Дед хмыкнул, пожевал сухими губами, потом качнул головой:

— Нет, теперича они не весичи. Теперича они тайгари.

— И гоблины?

— И гоблины. Кто тайгу душой принимает, тот и тайгарь. Мы здеся на своих и чужих не делимся, вместях судьбу перемогаем.

У деда, видимо, были свои понятия о таёжной жизни, не во всём совпадающие с тем, что на деле видел Степан. Да, гоблины с тайгарями жили вместе, порой вперемешку, происхождением не считались, ненависти друг к другу не таили, но чтобы считать себя одним народом — до такого, кажется, ещё не дошло.

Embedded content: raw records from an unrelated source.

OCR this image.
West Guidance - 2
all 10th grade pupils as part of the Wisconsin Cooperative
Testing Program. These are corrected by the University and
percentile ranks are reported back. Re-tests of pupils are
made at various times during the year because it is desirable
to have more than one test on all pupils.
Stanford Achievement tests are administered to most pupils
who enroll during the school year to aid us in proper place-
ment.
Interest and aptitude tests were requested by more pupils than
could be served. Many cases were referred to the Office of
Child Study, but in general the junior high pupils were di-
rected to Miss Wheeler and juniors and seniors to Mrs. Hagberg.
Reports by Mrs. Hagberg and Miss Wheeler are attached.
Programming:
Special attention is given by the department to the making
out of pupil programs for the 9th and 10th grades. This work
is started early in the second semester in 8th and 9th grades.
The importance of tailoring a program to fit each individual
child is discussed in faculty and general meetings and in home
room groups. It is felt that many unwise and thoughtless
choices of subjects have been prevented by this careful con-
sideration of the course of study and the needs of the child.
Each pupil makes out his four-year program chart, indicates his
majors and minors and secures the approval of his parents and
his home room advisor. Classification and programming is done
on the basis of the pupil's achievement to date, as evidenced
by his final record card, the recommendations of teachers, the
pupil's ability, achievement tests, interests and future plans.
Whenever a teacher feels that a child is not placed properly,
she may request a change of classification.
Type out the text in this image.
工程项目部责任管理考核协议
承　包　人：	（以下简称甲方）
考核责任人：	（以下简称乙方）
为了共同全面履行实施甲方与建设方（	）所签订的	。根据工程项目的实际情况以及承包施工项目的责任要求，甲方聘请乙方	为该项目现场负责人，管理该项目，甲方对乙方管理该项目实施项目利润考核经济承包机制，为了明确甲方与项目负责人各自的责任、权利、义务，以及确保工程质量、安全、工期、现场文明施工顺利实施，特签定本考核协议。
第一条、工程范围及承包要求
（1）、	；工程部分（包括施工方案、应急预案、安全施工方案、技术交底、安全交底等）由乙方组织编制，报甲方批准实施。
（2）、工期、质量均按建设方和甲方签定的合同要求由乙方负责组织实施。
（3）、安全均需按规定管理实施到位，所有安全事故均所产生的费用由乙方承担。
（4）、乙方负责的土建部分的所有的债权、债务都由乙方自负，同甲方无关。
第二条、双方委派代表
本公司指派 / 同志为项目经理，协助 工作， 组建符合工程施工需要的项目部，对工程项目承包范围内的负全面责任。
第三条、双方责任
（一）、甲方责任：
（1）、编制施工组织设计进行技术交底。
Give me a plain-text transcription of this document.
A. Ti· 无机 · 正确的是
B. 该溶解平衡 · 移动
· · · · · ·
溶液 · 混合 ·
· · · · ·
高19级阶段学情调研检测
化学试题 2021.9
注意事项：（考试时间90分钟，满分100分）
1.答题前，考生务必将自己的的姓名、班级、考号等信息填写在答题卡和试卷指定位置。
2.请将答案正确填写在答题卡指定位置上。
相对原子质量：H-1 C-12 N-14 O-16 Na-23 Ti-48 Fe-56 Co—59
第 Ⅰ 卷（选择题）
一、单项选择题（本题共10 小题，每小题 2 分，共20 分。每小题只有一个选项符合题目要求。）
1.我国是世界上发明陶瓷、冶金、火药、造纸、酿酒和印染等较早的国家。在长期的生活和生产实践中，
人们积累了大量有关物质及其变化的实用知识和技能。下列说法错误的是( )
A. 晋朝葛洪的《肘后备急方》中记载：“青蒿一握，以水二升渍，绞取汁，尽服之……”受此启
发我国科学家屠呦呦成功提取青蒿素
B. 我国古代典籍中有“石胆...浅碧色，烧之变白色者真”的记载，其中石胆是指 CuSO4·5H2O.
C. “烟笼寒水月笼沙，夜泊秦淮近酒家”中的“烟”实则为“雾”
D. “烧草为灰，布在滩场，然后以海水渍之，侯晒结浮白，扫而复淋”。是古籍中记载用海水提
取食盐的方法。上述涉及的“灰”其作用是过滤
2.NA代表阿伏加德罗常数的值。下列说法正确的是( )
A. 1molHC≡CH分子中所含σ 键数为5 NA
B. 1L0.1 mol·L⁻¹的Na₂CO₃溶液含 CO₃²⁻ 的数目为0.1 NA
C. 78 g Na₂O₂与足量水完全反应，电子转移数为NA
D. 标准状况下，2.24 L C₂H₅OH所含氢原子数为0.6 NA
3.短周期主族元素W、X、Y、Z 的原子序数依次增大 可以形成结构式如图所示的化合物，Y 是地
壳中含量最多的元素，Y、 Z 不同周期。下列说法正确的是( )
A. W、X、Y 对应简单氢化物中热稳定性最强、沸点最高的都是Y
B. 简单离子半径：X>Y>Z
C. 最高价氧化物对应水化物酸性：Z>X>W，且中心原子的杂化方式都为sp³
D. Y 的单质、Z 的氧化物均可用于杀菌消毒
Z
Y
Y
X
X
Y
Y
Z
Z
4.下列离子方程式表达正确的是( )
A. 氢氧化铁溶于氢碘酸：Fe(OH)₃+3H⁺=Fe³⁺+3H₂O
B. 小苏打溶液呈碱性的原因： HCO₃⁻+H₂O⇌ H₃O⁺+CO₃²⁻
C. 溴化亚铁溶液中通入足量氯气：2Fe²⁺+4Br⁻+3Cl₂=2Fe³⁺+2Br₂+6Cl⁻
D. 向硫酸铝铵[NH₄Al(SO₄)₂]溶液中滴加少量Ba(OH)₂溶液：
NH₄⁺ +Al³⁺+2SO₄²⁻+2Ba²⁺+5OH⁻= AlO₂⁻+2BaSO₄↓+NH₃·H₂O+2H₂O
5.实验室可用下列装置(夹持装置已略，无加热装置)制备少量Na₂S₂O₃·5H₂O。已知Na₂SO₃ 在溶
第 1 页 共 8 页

Молчание затянулось, и Стёпка решился спросить про Смаклу.

— Его отец на острова отправил, — пояснил дед. — Речную траву собирать. Нынче Гриняде дом ставить будем, травы много надобно.

Стёпка подивился про себя, что Смакле даже не дали отдохнуть с дороги. Сразу запрягли, работать заставили. Жёсткие здесь у них порядки, не забалуешь.

— А трава зачем? — всё же спросил он.

Дед протянул руку и заскорузлым пальцем ковырнул торчащий меж брёвен мох:

— Кто же без травы дом ставит? Али у вас по-инакому заведено?

Стёпка вспомнил дедушкину времянку на участке и вздохнул:

— У нас по-всякому делают. И так и этак.

Дед положил руку ему на плечо:

— Не кручинься раньше срока, Стеслав. Всё у тебя будет ладно да складно. Мне ведомо.

* * *

Делать было нечего, да ничего серьёзного пока делать и не хотелось. Хотелось просто устроить себе настоящий отдых. Хотя бы на несколько дней. Стёпка точно знал, что впереди у них со Смаклой долгий полёт в Летописный замок, и там ещё неизвестно как всё обернётся, поэтому неплохо было бы слегка отдышаться и подкопить сил для следующих приключений.

Некоторые крылатые и хвостатые личности, не теряя времени даром, уже занимались как раз тем же самым: подкреплялись и копили силы. Услышав знакомое чавканье, Стёпка заглянул в своём закутке за занавеску и обнаружил дракончика. Маленький обжора с упоением лакал сметану из глиняной чашки.

— Освоился уже? — спросил Стёпка с притворной строгостью. — Смотри, не лопни.

Дрэга тяжело, почти по-человечьи вздохнул и вновь окунул мордочку в сметану.

Степану же после вчерашнего застолья на еду смотреть не хотелось совершенно. Выпив полкружки холодной заварухи, он по уже устоявшейся привычке сунул в карман рукоять своего магического ножа и вышел во двор. Никакой особой цели у него не было, просто захотелось прогуляться, на деревню посмотреть, свежим воздухом подышать и вообще — развеяться. Суетящиеся во дворе женщины вежливо поприветствовали его и поскорее вновь занялись своими делами. Стёпка вздохнул. Всё-таки не очень приятно, когда все вокруг на тебя косятся, как на опасного чужака, от которого неизвестно чего можно ожидать. Неужели Смакла забыл про обещание и наговорил вчера лишнего? Договаривались же не посвящать посторонних в демонские дела.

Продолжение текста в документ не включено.